The Prosecutor General's Office Will Not Object To The Restoration Of Capital Punishment In Russia If An Appropriate Law Is Passed

First Deputy Prosecutor General Yury Biryukov said that the Prosecutor General's Office would not object to the restoration of capital punishment in Russia if the State Duma (the Lower House of the Parliament) passed an appropriate law. Answering questions in the State Duma on Wednesday, Yury Biryukov said: "We shall not object, we shall act in accordance with the new law." At the same time, pointed out the first deputy prosecutor general, the personal opinion of the stuff-members of the Prosecutor General's Office concerning this problem should not interest anybody. The moratorium on capital punishment was introduced in Russia in conformity with the presidential decree of May 1996. The document was entitled: On the Stage-by-Stage Reduction of the Use of Capital Punishment in Connection with Russia's Entry into the Council of Europe. At the beginning of June 1999 the President of Russia signed a decree on pardoning the last criminal sentenced to death.
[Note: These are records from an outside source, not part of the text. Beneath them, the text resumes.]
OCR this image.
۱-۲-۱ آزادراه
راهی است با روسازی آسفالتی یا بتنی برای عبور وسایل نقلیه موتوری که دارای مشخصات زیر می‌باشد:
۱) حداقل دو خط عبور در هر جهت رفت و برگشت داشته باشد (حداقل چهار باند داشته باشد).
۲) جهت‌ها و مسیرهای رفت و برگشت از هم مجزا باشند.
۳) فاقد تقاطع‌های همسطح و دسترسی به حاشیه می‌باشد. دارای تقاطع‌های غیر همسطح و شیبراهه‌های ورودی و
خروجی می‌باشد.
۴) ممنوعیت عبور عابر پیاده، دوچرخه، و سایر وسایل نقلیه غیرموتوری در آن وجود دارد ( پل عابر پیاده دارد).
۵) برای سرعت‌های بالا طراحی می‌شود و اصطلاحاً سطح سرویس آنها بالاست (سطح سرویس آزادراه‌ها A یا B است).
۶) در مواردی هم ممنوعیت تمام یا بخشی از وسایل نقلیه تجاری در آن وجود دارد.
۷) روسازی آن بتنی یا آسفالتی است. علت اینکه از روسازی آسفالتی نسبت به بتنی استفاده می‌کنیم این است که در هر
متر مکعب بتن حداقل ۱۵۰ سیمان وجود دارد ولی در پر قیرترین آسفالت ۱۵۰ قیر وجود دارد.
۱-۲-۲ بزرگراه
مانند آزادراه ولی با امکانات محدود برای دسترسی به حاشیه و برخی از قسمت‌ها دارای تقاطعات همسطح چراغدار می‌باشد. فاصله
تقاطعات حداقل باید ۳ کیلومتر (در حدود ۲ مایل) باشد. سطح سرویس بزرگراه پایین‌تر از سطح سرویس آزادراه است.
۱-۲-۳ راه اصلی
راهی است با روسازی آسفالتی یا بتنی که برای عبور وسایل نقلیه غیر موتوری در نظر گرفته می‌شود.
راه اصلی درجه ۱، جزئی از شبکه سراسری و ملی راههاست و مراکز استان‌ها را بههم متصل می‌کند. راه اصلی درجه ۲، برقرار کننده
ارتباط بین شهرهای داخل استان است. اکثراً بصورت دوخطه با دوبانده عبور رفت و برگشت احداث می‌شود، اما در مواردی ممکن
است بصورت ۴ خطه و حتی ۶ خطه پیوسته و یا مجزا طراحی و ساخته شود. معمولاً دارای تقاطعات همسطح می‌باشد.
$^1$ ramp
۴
On April 16, 1997, Russia signed a protocol to the European Covenant on Human Rights which provided for annulling capital punishment. Now, to be in conformity with the norms of the Council of Europe, Russia must exclude capital punishment from its national criminal legislation. In September last year members of the deputies' group under the name of People's Deputy issued an address in which they stated that "it is inexpedient to observe the moratorium on capital punishment."